Pero dicho esto, no podemos por menos de admirarnos de la actual especie de moda progresista que achaca al franquismo y a las ideologías derechistas anteriores y posteriores todos los abusos, excesos y costumbres homofóbicas, como si en otros países no hubiera sucedido exactamente lo mismo en las épocas a las que nos referimos. Aquel comportamiento policial, con mayor o menor énfasis, fue común a todos los países de Europa, salvo los nórdicos, donde una mayor libertad de costumbres hacía que las conductas homosexuales fueran, si no normalmente admitidas por toda la población, sí ampliamente toleradas.

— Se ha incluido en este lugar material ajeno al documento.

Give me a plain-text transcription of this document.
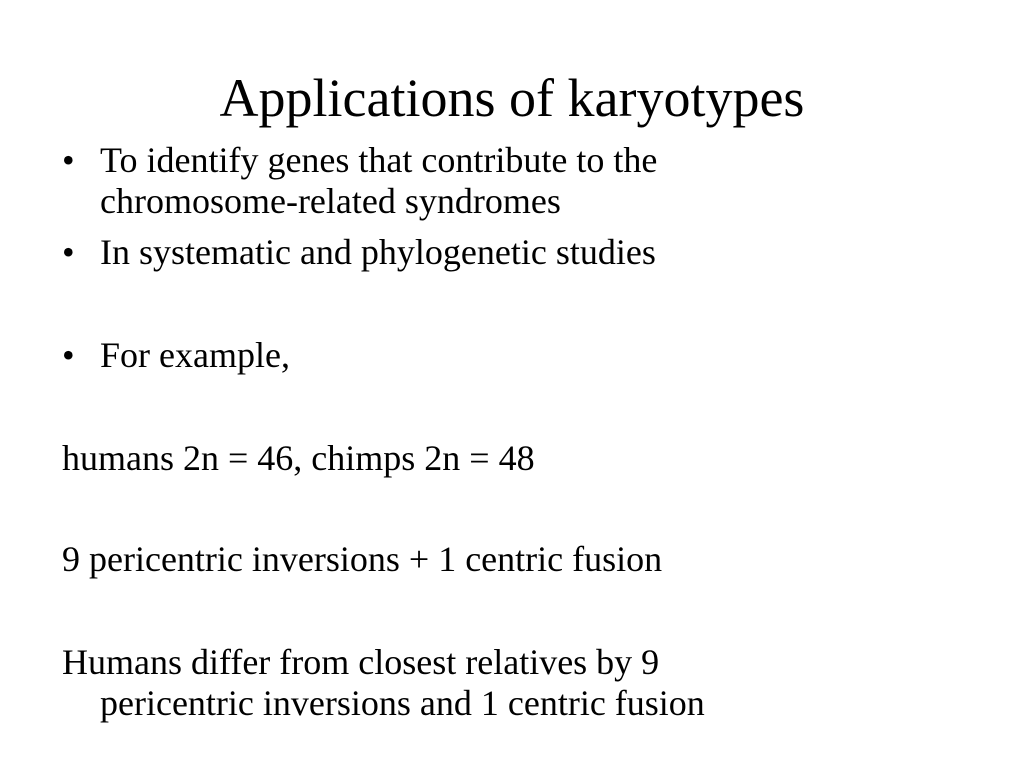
Applications of karyotypes
• To identify genes that contribute to the
chromosome-related syndromes
• In systematic and phylogenetic studies
• For example,
humans 2n = 46, chimps 2n = 48
9 pericentric inversions + 1 centric fusion
Humans differ from closest relatives by 9
pericentric inversions and 1 centric fusion
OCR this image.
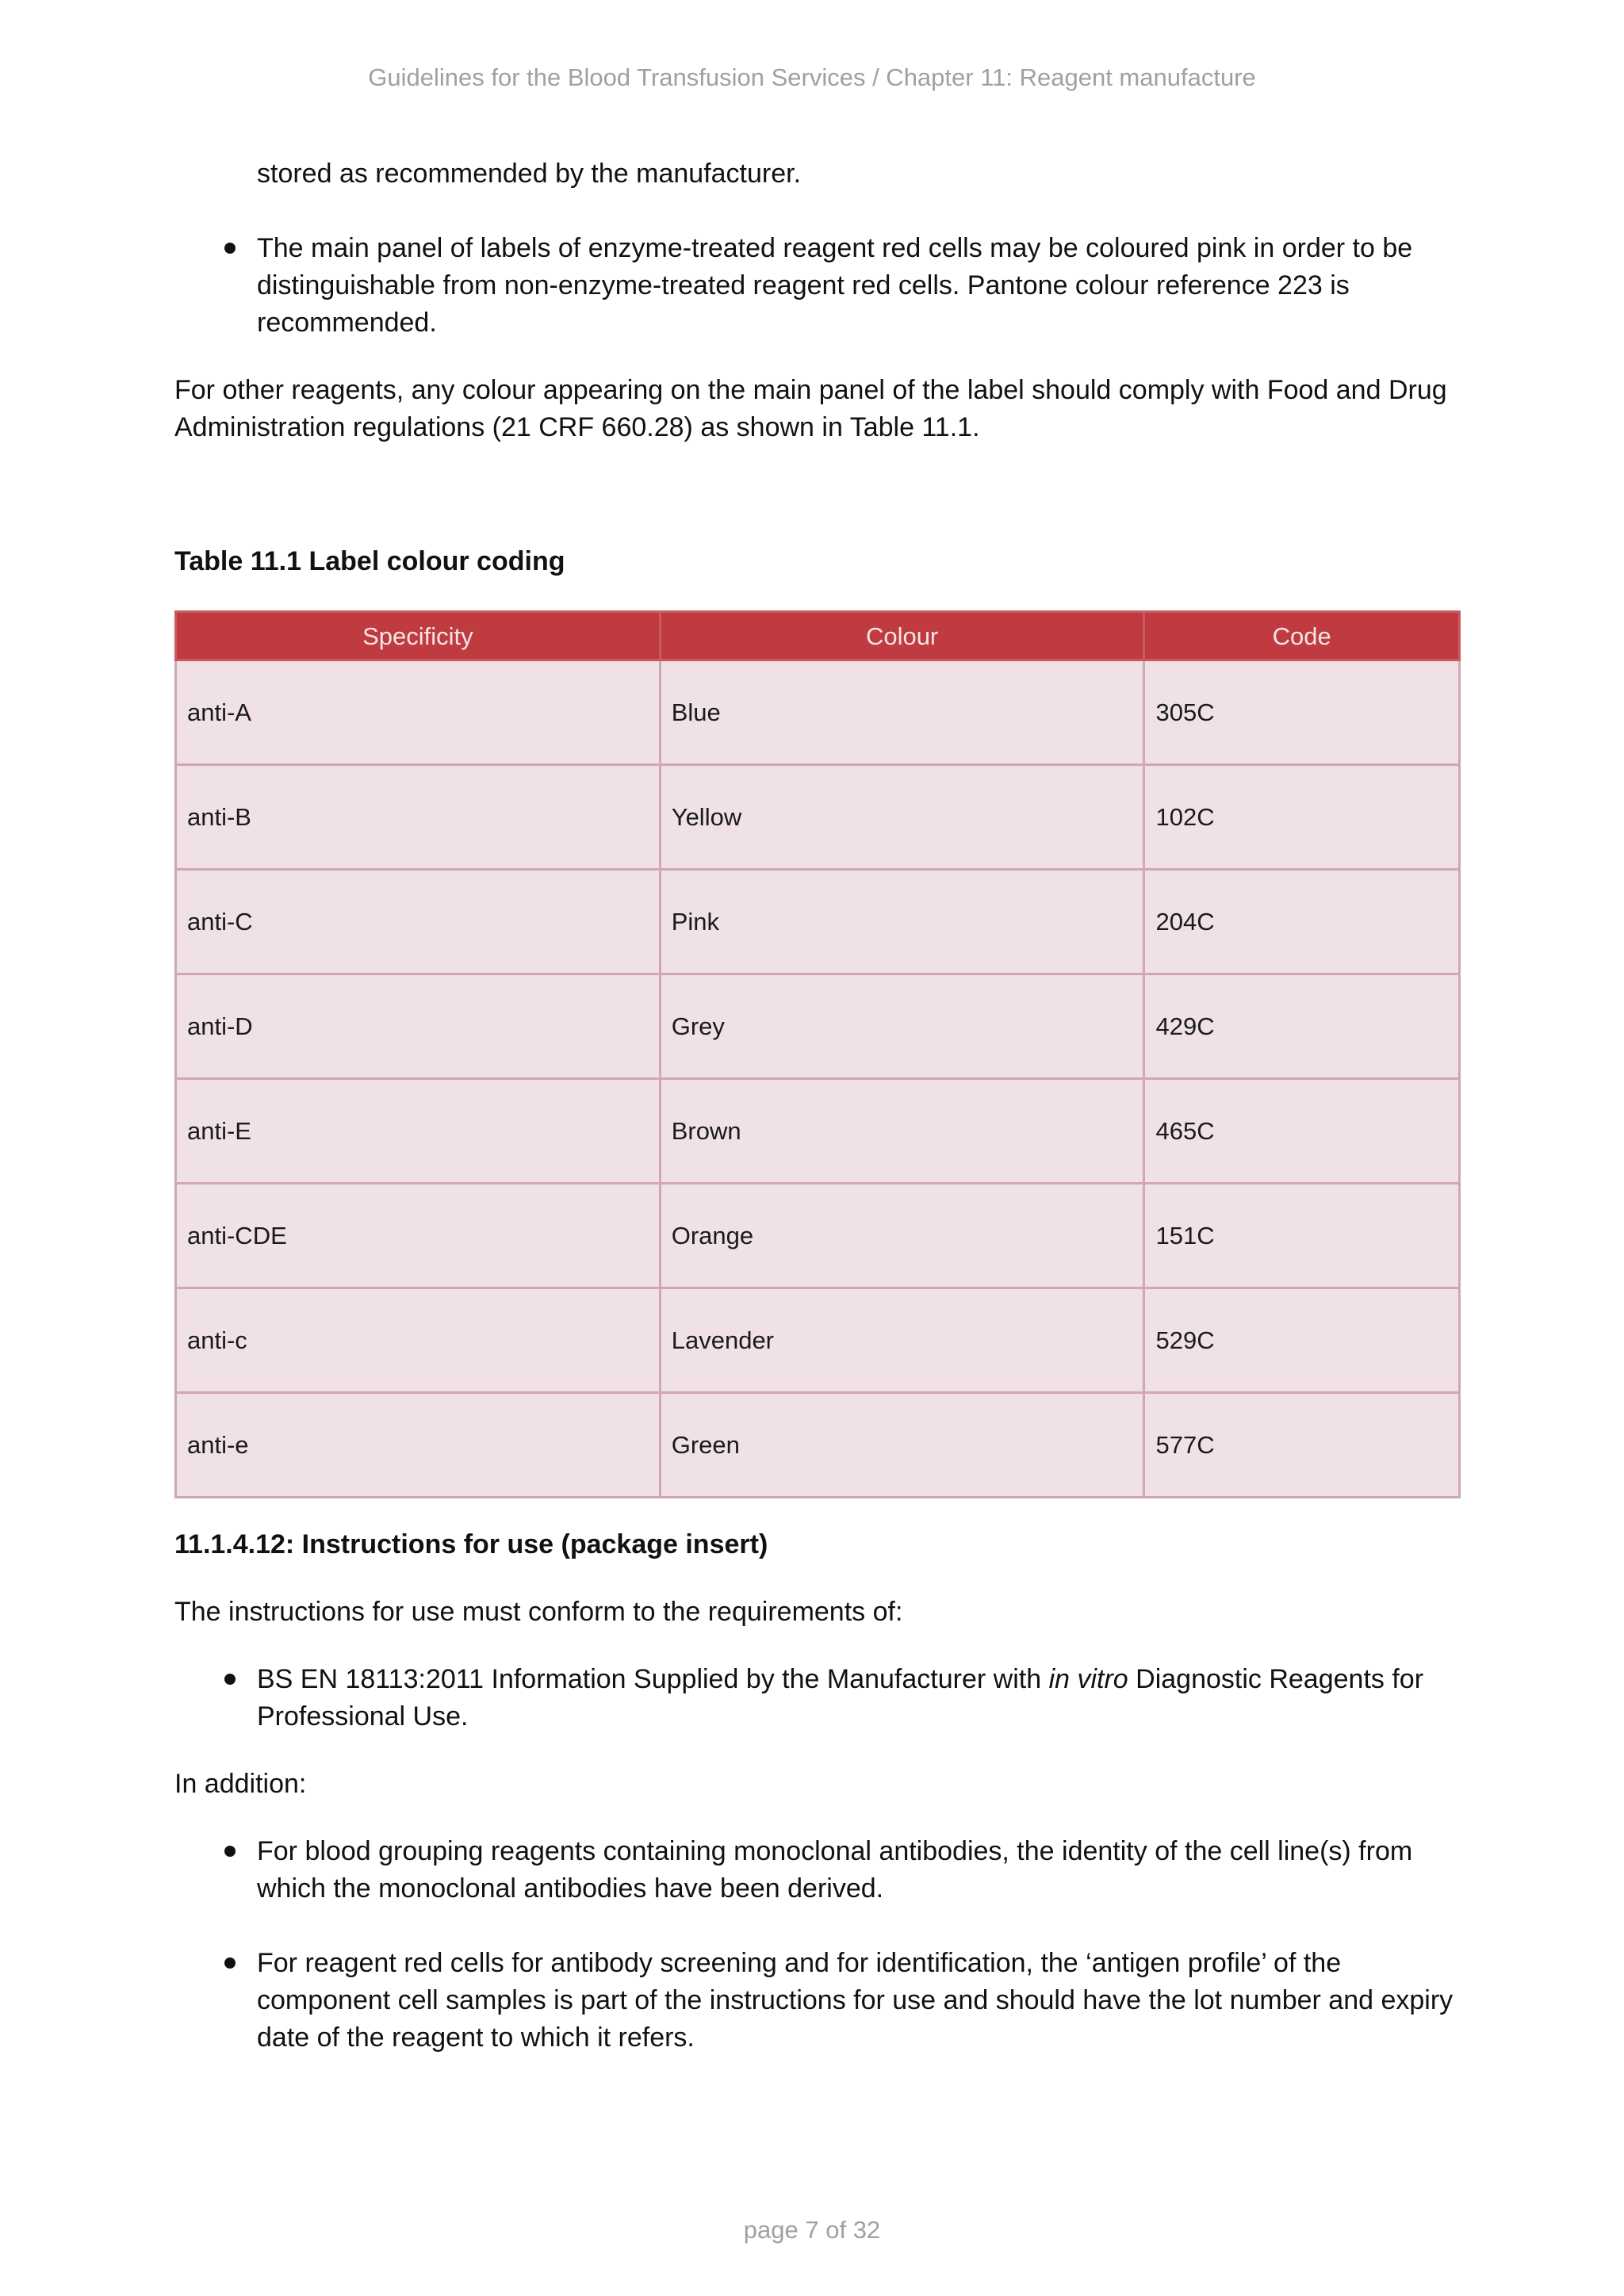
Guidelines for the Blood Transfusion Services / Chapter 11: Reagent manufacture

stored as recommended by the manufacturer.

The main panel of labels of enzyme-treated reagent red cells may be coloured pink in order to be distinguishable from non-enzyme-treated reagent red cells. Pantone colour reference 223 is recommended.

For other reagents, any colour appearing on the main panel of the label should comply with Food and Drug Administration regulations (21 CRF 660.28) as shown in Table 11.1.

Table 11.1 Label colour coding

Specificity	Colour	Code
anti-A	Blue	305C
anti-B	Yellow	102C
anti-C	Pink	204C
anti-D	Grey	429C
anti-E	Brown	465C
anti-CDE	Orange	151C
anti-c	Lavender	529C
anti-e	Green	577C

11.1.4.12: Instructions for use (package insert)

The instructions for use must conform to the requirements of:

BS EN 18113:2011 Information Supplied by the Manufacturer with in vitro Diagnostic Reagents for Professional Use.

In addition:

For blood grouping reagents containing monoclonal antibodies, the identity of the cell line(s) from which the monoclonal antibodies have been derived.
For reagent red cells for antibody screening and for identification, the ‘antigen profile’ of the component cell samples is part of the instructions for use and should have the lot number and expiry date of the reagent to which it refers.
page 7 of 32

Para que la progresía actual se entere de las situaciones que se vivieron en aquellos años, conviene recordar que en países tan del agrado de ella como la Unión Soviética, se llegó incluso a la castración de los homosexuales, se les confinó muchas veces en cárceles y campos de concentración, se les desterró y, naturalmente, gozaban de amplias fichas policiales en las que, con todo lujo de detalles, se inscribían sus andanzas, compañías y relaciones. A las lesbianas, sobre todo a las de menor nivel social (pues incluso en el paraíso soviético había estratificación social bien definida) se las obligaba a efectuar la limpieza de urinarios públicos y se las destinaba a las labores más viles, atentando claramente contra su dignidad personal. Lo mismo ocurría en las Repúblicas Democráticas alemana, polaca, húngara, checa, etc. y, para no irnos tan atrás en el tiempo, podemos echar un somero vistazo a la democrática Cuba de hoy, donde los homosexuales no gozan, ni mucho menos de buen status y están ampliamente vigilados. Claro está que, en beneficio de la igualdad socialista, no se diferencian en esto mucho de los heterosexuales, pues allí está vigilado todo el mundo. Recordemos, sin embargo, el alto aprecio que el Comandante Don Fidel Castro tenía por la homosexualidad como lo demostró de forma muy clara llamando “mariconsón” a un interlocutor telefónico que le afeó su conducta política, episodio ampliamente difundido por la radio y la televisión, pero que la progresía ya ha sumido en los abismos del olvido.
Es, por lo contrario, curioso que los mismos progresistas, tan enemigos del imperialismo americano y de la intolerancia yankee, no sepan, o no quieran saber, que durante los años sesenta y setenta surgió pujante en América del Norte (más concretamente en San Francisco) el movimiento llamado “Orgullo Gay”, que se extendió por todo el país sin que nadie, y menos aún la policía, hiciera nada absolutamente por reprimirlo y gozaron ya entonces, como gozan hoy, de toda la libertad del mundo para publicitar sus preferencias sexuales, aunque la inmensa mayoría de los estados de la Unión, no hayan aprobado las bodas entre personas del mismo sexo. Pero es evidente que en los Estados Unidos no se ha alzado una bandera beligerante contra gays y lesbianas, ni por la sociedad, ni menos aún por el Estado.
Así pues llegamos a una clara conclusión: tolerancia e intolerancia dependen para los progresistas de sus preferencias políticas. Pero la realidad, terca en su devenir, nos demuestra que la libertad no tiene nada que ver con dichas preferencias.